Why does it happily copy them on the same machine but not on a different one? I haven't had time to figure that out yet. My guess is some sort of security/signing type of issue but that is just pure speculation. If you know please tell me - I've put a thread on the nunit forums here.

What is the workaround? Either profile your assemblies on the same machine you compiled them on, or run nunit-console with the /noshadow argument. Works a treat.

Choosing Assemblies To Profile

NCover will by default profile all assemblies loaded into memory for which it finds .pdb files.
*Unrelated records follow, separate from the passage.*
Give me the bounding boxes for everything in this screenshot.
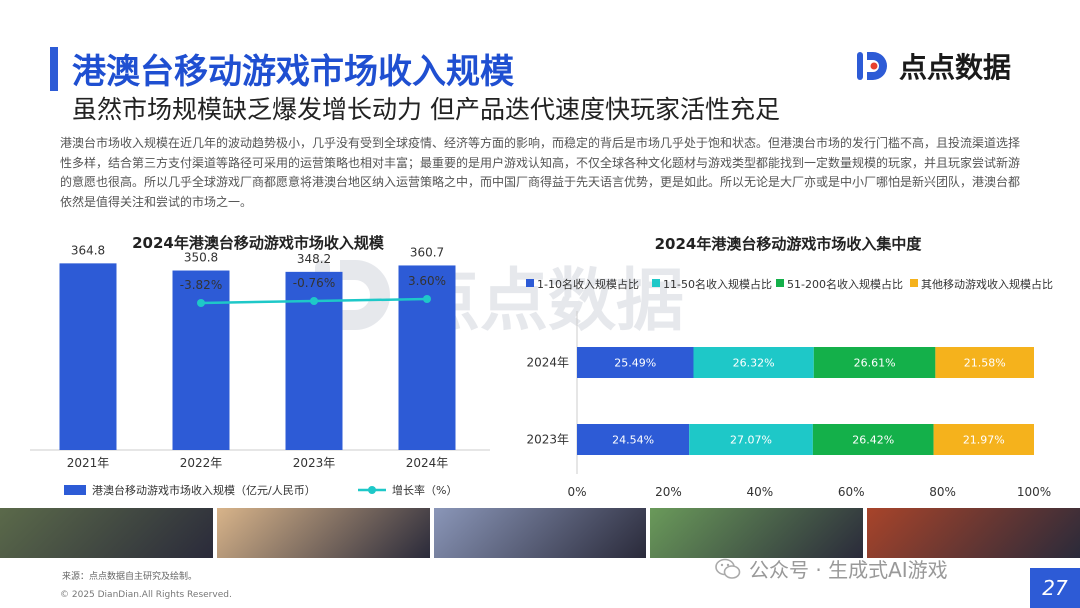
x-tick-label-1: 2022年 xyxy=(180,456,223,470)
legend-label-0: 1-10名收入规模占比 xyxy=(537,277,639,291)
legend-label-growth: 增长率（%） xyxy=(392,483,457,497)
segment-label-1-2: 26.42% xyxy=(852,434,894,447)
diandian-logo-icon xyxy=(857,52,887,80)
growth-point-1 xyxy=(197,299,205,307)
x-tick-label-5: 100% xyxy=(1017,485,1051,499)
game-screenshot-0 xyxy=(0,508,213,558)
segment-label-0-0: 25.49% xyxy=(614,357,656,370)
logo-text: 点点数据 xyxy=(899,51,1012,84)
x-tick-label-2: 2023年 xyxy=(293,456,336,470)
wechat-text: 公众号 · 生成式AI游戏 xyxy=(749,558,948,582)
segment-1-3 xyxy=(933,424,1034,455)
segment-0-0 xyxy=(577,347,694,378)
bar-1 xyxy=(172,270,230,450)
game-screenshot-3 xyxy=(650,508,864,558)
segment-0-1 xyxy=(693,347,814,378)
segment-1-1 xyxy=(689,424,813,455)
segment-1-2 xyxy=(812,424,934,455)
segment-0-2 xyxy=(813,347,936,378)
bar-value-label-2: 348.2 xyxy=(297,252,331,266)
title-accent-bar xyxy=(50,47,58,91)
wechat-icon xyxy=(715,558,741,579)
legend-swatch-0 xyxy=(526,279,534,287)
bar-3 xyxy=(398,265,456,450)
x-tick-label-3: 60% xyxy=(838,485,865,499)
legend-swatch-2 xyxy=(776,279,784,287)
legend-label-3: 其他移动游戏收入规模占比 xyxy=(921,277,1053,291)
x-tick-label-0: 2021年 xyxy=(67,456,110,470)
game-screenshot-4 xyxy=(867,508,1080,558)
page-title: 港澳台移动游戏市场收入规模 xyxy=(72,52,514,92)
growth-label-3: 3.60% xyxy=(408,274,446,288)
segment-label-1-0: 24.54% xyxy=(612,434,654,447)
y-tick-label-0: 2024年 xyxy=(526,356,569,370)
legend-label-1: 11-50名收入规模占比 xyxy=(663,277,772,291)
legend-swatch-revenue xyxy=(64,485,86,495)
segment-label-1-3: 21.97% xyxy=(963,434,1005,447)
y-tick-label-1: 2023年 xyxy=(526,433,569,447)
x-tick-label-1: 20% xyxy=(655,485,682,499)
wechat-account: 公众号 · 生成式AI游戏 xyxy=(715,554,948,583)
segment-label-0-1: 26.32% xyxy=(733,357,775,370)
copyright: © 2025 DianDian.All Rights Reserved. xyxy=(60,590,232,600)
chart-title: 2024年港澳台移动游戏市场收入规模 xyxy=(132,234,385,252)
concentration-chart: 2024年港澳台移动游戏市场收入集中度 1-10名收入规模占比 11-50名收入规模… xyxy=(526,235,1053,499)
bar-value-label-0: 364.8 xyxy=(71,243,105,257)
segment-0-3 xyxy=(935,347,1034,378)
game-screenshot-1 xyxy=(216,508,430,558)
x-tick-label-0: 0% xyxy=(567,485,586,499)
x-tick-label-2: 40% xyxy=(746,485,773,499)
game-screenshot-2 xyxy=(433,508,647,558)
growth-label-1: -3.82% xyxy=(180,278,222,292)
brand-logo: 点点数据 xyxy=(855,46,1011,86)
legend-label-revenue: 港澳台移动游戏市场收入规模（亿元/人民币） xyxy=(92,483,316,497)
page-subtitle: 虽然市场规模缺乏爆发增长动力 但产品迭代速度快玩家活性充足 xyxy=(72,95,780,124)
chart-title: 2024年港澳台移动游戏市场收入集中度 xyxy=(655,235,923,253)
description-text: 港澳台市场收入规模在近几年的波动趋势极小，几乎没有受到全球疫情、经济等方面的影响… xyxy=(60,136,1021,209)
bar-value-label-3: 360.7 xyxy=(410,245,444,259)
source-note: 来源：点点数据自主研究及绘制。 xyxy=(62,572,198,582)
legend-swatch-1 xyxy=(652,279,660,287)
legend-label-2: 51-200名收入规模占比 xyxy=(787,277,903,291)
segment-label-0-2: 26.61% xyxy=(854,357,896,370)
game-screenshot-strip xyxy=(0,508,1080,558)
segment-label-1-1: 27.07% xyxy=(730,434,772,447)
x-tick-label-3: 2024年 xyxy=(406,456,449,470)
growth-point-3 xyxy=(423,295,431,303)
segment-1-0 xyxy=(577,424,690,455)
bar-0 xyxy=(59,263,117,450)
legend-swatch-3 xyxy=(910,279,918,287)
bar-value-label-1: 350.8 xyxy=(184,251,218,265)
legend-swatch-growth-point xyxy=(368,486,376,494)
x-tick-label-4: 80% xyxy=(929,485,956,499)
growth-point-2 xyxy=(310,297,318,305)
segment-label-0-3: 21.58% xyxy=(964,357,1006,370)
revenue-chart: 2024年港澳台移动游戏市场收入规模 364.8 2021年 350.8 2022年 34… xyxy=(30,234,490,497)
growth-label-2: -0.76% xyxy=(293,276,335,290)
page-number: 27 xyxy=(1030,568,1080,608)
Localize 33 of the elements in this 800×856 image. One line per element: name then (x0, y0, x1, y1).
If that path includes a lot of debug files for other assemblies that you aren't interested in getting coverage information for, then this will both harm your profiling performance and give you massive coverage files.

You may also intentionally want to exclude layers of your application - perhaps the presentation or unit test assemblies are deemed irrelevant to your coverage results. I exclude test assemblies from our projects as I feel they unfairly distort the overall coverage percentage. I appreciate others like to have them so they can spot how much of their unit test code was not run.

I mentioned above that a "quick and dirty" trick is to delete the .pdb files for assemblies you do not want coverage for. A more gentlemanly approach is to use the //a argument with NCover. However there are a couple of tricks to it.

Firstly, note that this is the AssemblyName, not the physical assembly file name! No path information, no .dll suffixes etc. A common mistake is to do something like this:

ncover.console.exe nunit-console.exe foo.tests.dll //a foo.dll

If you do this, then you will get an empty coverage file - as NCover did not find a matching AssemblyName. Almost certainly the correct command line for the above is:

ncover.console.exe nunit-console.exe foo.tests.dll //a foo

If you have multiple assemblies you want to report on, then they are separated by semi-colons.

ncover.console.exe nunit-console.exe foo.tests.dll //a foo;bar

Building this list up in a script dynamically can be a minor hassle - thankfully my NAnt and MSBuild tasks for NCover will take care of this for you. In fact, they allow you to use a physical file matching pattern to specify the assemblies to be profiled - the tasks then internally strip all the extraneous information and pass just what NCover expects.